Это было в Москве, в Марьиной Роще. Еще шла война. Он был уверен, что Можаева давно нет в живых, и удивился словам матери: «Клавдий Иванович поживет».
Когда они отступали, Можаева втолкнули в какую-то машину, идущую на восток. Рыжий санинструктор роты сказал: «Не дотерпит до госпиталя…»
— Почему ты не сообщила мне раньше? — спросил Замятин у матери.
— Мне не хотелось. Ты больше года лежал в госпитале.
— Значит, вы поженились?
— Да.
Замятин привык думать о Можаеве неуважительно, с презрением и сейчас не смог принять того, о чем сообщила мать.
После госпиталя еще плохо было с нервами, и Замятин сорвался, истерично накричал, как никогда еще в жизни ни на кого не кричал. Мать выслушала его с помертвевшим лицом, потом сказала:
— Нельзя быть таким прямолинейным, Сережа.

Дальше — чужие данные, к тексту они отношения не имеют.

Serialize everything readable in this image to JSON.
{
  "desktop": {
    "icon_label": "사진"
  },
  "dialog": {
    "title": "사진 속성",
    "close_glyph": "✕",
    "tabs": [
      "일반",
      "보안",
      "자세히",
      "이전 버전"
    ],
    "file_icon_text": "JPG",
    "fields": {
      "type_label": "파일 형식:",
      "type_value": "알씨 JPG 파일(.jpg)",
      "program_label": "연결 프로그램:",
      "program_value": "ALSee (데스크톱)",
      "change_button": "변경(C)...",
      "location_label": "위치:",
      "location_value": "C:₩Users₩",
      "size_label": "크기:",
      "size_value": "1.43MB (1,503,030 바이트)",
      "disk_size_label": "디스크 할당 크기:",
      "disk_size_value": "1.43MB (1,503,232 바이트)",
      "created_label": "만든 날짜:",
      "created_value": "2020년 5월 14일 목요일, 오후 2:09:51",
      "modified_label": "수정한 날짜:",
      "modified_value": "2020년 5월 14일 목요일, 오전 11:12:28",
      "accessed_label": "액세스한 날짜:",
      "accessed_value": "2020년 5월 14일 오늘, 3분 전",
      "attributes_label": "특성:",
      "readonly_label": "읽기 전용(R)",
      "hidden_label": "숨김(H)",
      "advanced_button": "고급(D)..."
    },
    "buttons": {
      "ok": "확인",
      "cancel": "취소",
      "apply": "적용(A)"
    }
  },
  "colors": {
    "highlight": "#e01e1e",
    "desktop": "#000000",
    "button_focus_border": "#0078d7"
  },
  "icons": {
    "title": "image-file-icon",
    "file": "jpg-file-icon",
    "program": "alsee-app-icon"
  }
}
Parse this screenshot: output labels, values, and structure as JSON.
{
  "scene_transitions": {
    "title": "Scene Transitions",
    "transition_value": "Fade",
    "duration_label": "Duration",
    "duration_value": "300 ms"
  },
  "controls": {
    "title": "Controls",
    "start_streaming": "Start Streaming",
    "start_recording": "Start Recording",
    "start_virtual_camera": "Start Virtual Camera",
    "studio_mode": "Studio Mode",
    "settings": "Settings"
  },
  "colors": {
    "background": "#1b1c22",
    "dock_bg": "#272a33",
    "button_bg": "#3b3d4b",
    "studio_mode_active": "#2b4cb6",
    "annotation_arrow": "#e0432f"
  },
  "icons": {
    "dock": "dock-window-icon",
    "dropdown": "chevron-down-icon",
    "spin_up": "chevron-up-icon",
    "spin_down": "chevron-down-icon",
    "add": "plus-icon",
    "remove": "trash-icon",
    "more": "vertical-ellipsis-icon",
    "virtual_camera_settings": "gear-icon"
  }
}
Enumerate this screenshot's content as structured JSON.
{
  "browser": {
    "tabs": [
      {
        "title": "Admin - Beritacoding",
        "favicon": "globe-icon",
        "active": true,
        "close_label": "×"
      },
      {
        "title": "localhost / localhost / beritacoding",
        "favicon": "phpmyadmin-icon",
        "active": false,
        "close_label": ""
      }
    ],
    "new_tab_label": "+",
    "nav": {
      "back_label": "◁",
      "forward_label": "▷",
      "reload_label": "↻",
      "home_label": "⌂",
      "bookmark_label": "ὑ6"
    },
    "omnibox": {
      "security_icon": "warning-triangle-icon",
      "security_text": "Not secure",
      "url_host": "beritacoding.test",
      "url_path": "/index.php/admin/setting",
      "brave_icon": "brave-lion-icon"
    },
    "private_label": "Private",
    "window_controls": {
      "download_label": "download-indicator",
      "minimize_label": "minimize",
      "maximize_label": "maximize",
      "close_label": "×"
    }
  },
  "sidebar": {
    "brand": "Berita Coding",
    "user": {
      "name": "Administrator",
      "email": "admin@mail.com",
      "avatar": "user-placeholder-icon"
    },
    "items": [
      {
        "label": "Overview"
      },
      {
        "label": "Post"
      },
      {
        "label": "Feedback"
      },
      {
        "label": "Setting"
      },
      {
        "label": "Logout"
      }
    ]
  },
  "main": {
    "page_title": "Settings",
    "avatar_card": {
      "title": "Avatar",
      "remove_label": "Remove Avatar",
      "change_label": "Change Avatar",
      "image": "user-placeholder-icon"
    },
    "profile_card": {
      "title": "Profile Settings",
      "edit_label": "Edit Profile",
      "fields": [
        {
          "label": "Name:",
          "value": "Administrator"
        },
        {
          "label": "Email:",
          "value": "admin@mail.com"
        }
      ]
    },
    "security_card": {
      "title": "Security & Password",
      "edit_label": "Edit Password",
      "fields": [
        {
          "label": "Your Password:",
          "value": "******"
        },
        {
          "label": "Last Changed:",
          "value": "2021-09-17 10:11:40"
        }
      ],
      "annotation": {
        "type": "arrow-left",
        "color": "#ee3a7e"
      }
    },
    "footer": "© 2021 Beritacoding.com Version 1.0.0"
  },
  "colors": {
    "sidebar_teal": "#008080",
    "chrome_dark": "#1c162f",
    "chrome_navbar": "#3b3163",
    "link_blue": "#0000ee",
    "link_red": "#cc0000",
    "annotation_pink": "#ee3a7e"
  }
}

Ночью, в тесной Зининой каморке, где разместились они каким-то чудом, Замятин слышал, как мать плакала, уткнувшись в подушку. Ему было жаль ее, и потому с еще большей злостью он думал о Можаеве.
Наутро Зина утащила его из дому.
— Неужели ты такой осел? — спросила она на улице.
— Представь себе: такой осел.
— Да ведь она его любит!
— Разве можно любить сразу двоих?
— Ты что думаешь: каждая женщина — Сольвейг?!
— Ого! Откуда у тебя такое образование?
— Из нашей общей кухни. Поторчи там как-нибудь день. Тебе полезно… А Светика не трогай. Я не дам. Ей не обязательно любить лишь того, кто понравится тебе…
— А тебе этот Можаев нравится?
— Я его никогда не видела. Но отец говорил о нем хорошо.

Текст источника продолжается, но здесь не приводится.